Date: 2011-08-21 05:28 pm (UTC)
From: [identity profile] joking.livejournal.com
What a great AU concept! Baby!Ax is the cutest. That part filled me with warm fuzzies. Also, nice way to structure the story.

Date: 2011-08-21 07:05 pm (UTC)
From: [identity profile] lipogramscorecard.wordpress.com (from livejournal.com)
Yes, Baby Ax was great. So was the naming the trees part.

Date: 2011-08-22 04:13 am (UTC)
From: [identity profile] anijen21.livejournal.com
I really love the way you write. Evocative without becoming purple, emotional without becoming sentimental. Well, I guess this is a little sentimental, but you do it without becoming cloying. It's happy without making me scoff, and I'm pretty cynical.

That said, I'm starting to take issue with stuff like this: He is so, so, so much more important to her than all of planet Earth.

I'm probably just reading too many feminist blogs, and I get the purpose behind it, but this doesn't really seem "Loren" to me. She'd worry about Earth, and I think part of her would be resentful that she couldn't do anything to help it. She's more than capable of lying in her bed once she's made it, but she never struck me as the type to pine and worry without at least wanting to partake in the action. She had her own agency, her own drive. I don't think she'd so willingly resign herself to that kind of submission.

That said, I get that this is a counterpoint to what we actually got in canon, and maybe this is some indulgent, idle fantasy that even the most grizzled and strong people are capable of creating. I guess what's best about this is that there are so many ways to read exactly what the AU is--some Ellimist trick, an imagined scene, maybe one of Elfangor's fantasies. You do a great job creating an optimistic, beautiful, yet perhaps unrealistic escape in the eye of the reality Loren is living, and it is a jarring portrait. Well done.

Date: 2011-08-22 04:54 am (UTC)
From: [identity profile] anijen21.livejournal.com
Oh I definitely get that, and any writing is like 80% escapism/wish fulfillment, and all-consuming everlasting love is certainly something powerful to wish for. And like I said, I kind of have to train myself to take issue with it. It's good in your story because it works.

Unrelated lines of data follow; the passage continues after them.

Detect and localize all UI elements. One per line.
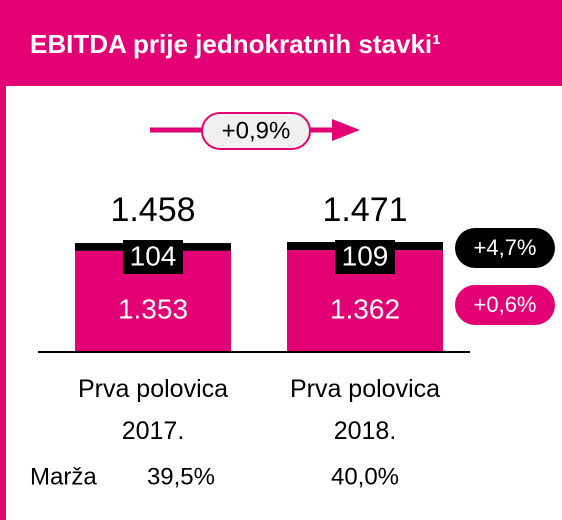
arrow-head [332,119,360,141]
value-label: 109 [342,240,389,271]
value-label: 1.353 [118,293,188,324]
category-label: Prva polovica 2018. [290,375,440,445]
category-label: Prva polovica 2017. [78,375,228,445]
chart-title: EBITDA prije jednokratnih stavki¹ [30,29,441,59]
value-label: 1.362 [330,293,400,324]
growth-pill-pink [455,285,555,325]
growth-series: +4,7% [474,235,537,260]
margin-label: Marža [30,463,97,490]
margin-value: 40,0% [331,463,399,490]
growth-pill [201,112,311,150]
value-label: 104 [130,240,177,271]
total-label: 1.471 [322,191,407,229]
total-label: 1.458 [110,191,195,229]
label-box [335,240,395,274]
label-box [123,240,183,274]
growth-total: +0,9% [222,117,291,144]
growth-pill-black [455,228,555,268]
header-band [0,0,562,86]
growth-series: +0,6% [474,292,537,317]
margin-value: 39,5% [147,463,215,490]
left-border [0,86,6,520]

That said, the thing about Aldrea/Tobias/Arbron (well, maybe less Arbron, and not Aldrea in goddamn #34) is that they didn't lose their personalities. Their respective Andalite-ness and humanity, perhaps, but they were still essentially the same people. Maybe this just isn't a big enough window, but I'm not really sensing "Loren."

I still really like this, don't get me wrong, and I really am quibbling. I really do love the way you write and I hope you post more :)

Date: 2011-08-22 04:22 am (UTC)
From: [identity profile] rena-librarian.livejournal.com
Ohhh, Loren/Elfangor. They deserved this. Well done.

Date: 2011-08-22 06:04 am (UTC)
From: [identity profile] rena-librarian.livejournal.com
EXACTLY. If she could've been there when the Ellimist took Elfangor, told him to go, and she remembered...well, that wouldn't have been much better, but it wouldn't have seemed quite as unfair. Agreed: </3

Date: 2011-08-22 08:15 am (UTC)
From: [identity profile] darklight90.livejournal.com
Wonderful. The last line just ties in everything so perfectly and heartachingly.

Date: 2011-08-26 06:01 am (UTC)
From: [identity profile] daenabenjen42.livejournal.com
Wow. Simply wow. Well done. :)

Date: 2011-08-27 04:25 pm (UTC)
From: [identity profile] a-happy-book.livejournal.com
This was...gah...wonderful. Beautiful language. And I love the references to the Garden and Hell, and Paradise, etc.

Date: 2012-05-06 01:18 pm (UTC)
ext_442164: Colourful balloons (Default)
From: [identity profile] with-rainfall.livejournal.com
OMG baby!Ax is adorable. I love the idea of his having some contact with Loren (but then again I haven't read TAC, so that might be canon?). "Fried the Yeerks" sounds a bit too... colloquial for Ax, though - or maybe he picked that up from Loren? ;)

Lorens hearts hammer.
That should be "Loren's"... /nitpicking

The juxtaposition between heaven and hell, Loren's hatred of the war, her interaction with Tobias... all of it rings so true to me. Well done.